Jim from Pittsburgh writes: I have some suggestions for Pitt's Mount Rushmore. Tony Dorsett, Hugh Green, Larry Fitzgerald and Dan Marino. You could also make a case for Mark May, Mike Ditka and Bill Fralic.
Brian Bennett: Our lists are the same, except I had Ditka in for Fitzgerald. Either one is a fine choice, though Fitzgerald did play just two seasons in college.

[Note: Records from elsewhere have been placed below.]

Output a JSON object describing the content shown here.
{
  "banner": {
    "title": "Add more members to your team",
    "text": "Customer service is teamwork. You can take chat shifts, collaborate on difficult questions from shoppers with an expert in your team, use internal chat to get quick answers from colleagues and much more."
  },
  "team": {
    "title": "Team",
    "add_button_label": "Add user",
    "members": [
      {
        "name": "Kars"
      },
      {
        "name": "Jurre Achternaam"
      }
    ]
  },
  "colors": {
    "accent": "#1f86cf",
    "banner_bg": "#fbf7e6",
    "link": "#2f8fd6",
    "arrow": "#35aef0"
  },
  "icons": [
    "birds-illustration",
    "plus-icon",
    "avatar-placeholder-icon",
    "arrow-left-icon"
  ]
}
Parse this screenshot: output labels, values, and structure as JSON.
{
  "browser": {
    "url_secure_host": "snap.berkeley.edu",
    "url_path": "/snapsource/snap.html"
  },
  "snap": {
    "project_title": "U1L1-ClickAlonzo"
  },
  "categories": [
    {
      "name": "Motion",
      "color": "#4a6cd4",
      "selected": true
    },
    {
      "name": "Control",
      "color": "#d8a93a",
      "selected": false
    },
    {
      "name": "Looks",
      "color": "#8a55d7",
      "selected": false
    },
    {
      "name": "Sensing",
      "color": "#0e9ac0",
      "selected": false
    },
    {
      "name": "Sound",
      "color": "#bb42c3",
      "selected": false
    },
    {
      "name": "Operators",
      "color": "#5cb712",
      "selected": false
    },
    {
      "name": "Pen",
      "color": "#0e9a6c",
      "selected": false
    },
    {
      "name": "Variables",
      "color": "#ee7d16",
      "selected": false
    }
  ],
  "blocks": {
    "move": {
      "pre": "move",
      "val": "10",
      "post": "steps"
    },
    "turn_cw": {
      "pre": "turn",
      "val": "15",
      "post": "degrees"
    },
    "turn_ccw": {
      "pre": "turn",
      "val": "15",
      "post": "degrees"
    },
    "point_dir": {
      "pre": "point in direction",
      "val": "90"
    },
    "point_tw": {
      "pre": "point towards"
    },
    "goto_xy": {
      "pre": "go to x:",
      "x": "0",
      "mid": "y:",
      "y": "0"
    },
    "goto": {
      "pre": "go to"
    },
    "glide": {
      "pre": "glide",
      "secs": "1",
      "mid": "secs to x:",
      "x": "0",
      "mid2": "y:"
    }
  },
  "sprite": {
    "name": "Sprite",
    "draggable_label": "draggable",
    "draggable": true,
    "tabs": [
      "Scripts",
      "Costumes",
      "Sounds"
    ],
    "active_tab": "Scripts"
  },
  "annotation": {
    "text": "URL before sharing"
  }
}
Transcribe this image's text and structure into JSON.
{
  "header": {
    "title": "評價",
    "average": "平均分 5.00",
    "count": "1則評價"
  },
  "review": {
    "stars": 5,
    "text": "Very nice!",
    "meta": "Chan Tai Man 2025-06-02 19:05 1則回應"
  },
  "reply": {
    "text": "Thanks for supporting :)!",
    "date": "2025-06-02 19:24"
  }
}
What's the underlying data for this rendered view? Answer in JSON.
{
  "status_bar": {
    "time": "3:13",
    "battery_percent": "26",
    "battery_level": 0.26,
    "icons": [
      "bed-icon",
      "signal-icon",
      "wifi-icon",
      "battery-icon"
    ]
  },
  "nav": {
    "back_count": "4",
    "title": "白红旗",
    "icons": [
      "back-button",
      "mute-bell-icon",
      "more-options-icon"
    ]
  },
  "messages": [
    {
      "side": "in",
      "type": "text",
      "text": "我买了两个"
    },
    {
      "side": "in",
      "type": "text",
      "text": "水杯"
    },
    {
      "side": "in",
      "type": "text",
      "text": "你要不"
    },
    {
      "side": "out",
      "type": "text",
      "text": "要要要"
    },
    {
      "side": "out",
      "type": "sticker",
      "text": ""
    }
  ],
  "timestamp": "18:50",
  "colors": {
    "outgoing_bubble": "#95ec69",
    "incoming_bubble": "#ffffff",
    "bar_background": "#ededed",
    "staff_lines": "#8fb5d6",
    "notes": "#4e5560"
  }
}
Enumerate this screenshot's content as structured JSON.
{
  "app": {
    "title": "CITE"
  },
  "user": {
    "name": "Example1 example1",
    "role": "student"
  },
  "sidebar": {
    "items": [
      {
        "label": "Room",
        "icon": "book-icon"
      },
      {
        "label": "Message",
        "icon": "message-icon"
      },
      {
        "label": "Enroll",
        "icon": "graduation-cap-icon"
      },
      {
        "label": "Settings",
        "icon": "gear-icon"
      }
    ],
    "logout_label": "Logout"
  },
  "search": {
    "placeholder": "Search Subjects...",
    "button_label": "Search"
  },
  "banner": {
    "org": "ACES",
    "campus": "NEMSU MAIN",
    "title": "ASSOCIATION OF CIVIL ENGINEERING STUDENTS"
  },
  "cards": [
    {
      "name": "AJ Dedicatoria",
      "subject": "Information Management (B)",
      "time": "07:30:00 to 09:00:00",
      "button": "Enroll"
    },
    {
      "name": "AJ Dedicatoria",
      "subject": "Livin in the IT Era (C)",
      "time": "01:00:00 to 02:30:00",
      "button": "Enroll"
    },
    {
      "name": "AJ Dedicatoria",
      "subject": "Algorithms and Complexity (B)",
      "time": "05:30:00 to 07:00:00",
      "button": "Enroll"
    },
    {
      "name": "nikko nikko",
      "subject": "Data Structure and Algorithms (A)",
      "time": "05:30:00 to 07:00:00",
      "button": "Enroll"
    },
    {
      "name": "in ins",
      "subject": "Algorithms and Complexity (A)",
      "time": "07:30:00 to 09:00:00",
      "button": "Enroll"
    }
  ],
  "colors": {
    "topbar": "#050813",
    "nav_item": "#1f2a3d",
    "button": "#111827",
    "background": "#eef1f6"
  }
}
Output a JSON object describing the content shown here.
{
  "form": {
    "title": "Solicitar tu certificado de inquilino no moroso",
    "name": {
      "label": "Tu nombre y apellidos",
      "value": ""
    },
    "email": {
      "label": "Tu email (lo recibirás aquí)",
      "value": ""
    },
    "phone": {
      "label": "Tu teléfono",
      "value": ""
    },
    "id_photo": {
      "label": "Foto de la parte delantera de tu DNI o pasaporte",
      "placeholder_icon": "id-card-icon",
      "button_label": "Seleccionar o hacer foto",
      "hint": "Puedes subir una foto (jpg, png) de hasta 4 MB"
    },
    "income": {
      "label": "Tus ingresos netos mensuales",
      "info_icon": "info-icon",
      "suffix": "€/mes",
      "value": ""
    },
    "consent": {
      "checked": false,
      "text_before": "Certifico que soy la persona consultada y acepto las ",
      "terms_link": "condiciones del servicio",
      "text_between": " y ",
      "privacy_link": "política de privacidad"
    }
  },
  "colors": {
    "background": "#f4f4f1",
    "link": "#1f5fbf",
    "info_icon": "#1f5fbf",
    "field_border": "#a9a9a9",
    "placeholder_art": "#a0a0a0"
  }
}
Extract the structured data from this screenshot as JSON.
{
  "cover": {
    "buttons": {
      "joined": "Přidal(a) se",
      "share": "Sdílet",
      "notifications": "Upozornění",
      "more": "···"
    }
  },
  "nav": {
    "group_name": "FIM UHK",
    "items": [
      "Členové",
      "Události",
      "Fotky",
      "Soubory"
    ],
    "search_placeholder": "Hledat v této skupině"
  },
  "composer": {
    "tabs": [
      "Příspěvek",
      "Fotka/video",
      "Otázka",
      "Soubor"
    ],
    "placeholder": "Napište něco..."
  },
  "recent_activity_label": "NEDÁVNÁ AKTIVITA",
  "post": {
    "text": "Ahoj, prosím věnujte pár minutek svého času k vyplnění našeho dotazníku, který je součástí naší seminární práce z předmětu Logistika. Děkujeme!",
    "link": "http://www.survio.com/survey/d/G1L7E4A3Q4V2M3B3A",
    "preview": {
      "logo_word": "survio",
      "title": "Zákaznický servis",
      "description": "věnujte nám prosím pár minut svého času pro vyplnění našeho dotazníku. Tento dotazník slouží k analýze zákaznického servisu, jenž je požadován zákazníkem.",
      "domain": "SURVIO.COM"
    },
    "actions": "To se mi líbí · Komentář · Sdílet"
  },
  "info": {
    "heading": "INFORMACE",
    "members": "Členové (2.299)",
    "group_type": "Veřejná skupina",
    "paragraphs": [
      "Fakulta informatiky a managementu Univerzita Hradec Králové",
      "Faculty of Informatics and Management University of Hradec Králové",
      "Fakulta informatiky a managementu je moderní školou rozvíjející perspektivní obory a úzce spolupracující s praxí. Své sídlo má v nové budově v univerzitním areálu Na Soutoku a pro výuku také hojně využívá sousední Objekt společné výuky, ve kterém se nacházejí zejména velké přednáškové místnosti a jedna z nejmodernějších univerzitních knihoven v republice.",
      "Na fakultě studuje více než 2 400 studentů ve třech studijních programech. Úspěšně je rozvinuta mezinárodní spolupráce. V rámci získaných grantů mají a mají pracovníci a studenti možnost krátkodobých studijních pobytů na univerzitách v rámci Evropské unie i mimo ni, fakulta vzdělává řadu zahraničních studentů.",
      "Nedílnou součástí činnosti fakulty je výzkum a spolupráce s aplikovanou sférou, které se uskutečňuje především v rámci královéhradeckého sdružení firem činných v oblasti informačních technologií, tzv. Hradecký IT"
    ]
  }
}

Greg Budzban from Carbondale writes: As a USF alum here's my take on the Bulls: 1) Jim Leavitt built the program from scratch. The fact that it's still less than 12 years since playing their first game against Kentucky Wesleyan, and people can (rightly?) say that the program has recently underachieved by going to four bowls in four years in the Big East, is a testament to the extraordinary job Leavitt has done. 2) George Selvie: The program's first concensus All-American. 'nuff said. 3) Matt Grothe: While MG's inconsistency can be infuriating at times, no one can doubt his competitive fire. Hard to find too much fault with the player who, barring the unforeseen, will graduate as the all-time yardage leader in the Big East. 4) Marquel Blackwell: The QB who took the Bulls from I-AA to I-A and led to them to their first marquee win at Pitt in 2001. Blackwell's senior season in 2002 ended 9-2 and produced what is still, arguably, their finest season. Other candidates: Anthony Henry, Kawika Mitchell, Andre Hall, Mike Jenkins.
Brian Bennett: That's a pretty good list. I had the first three but went with Jenkins over Blackwell. I can see the case for both. I chose Jenkins because Blackwell's success came against some inferior competition early on, while Jenkins played in the Big East era. But somebody had to get them there.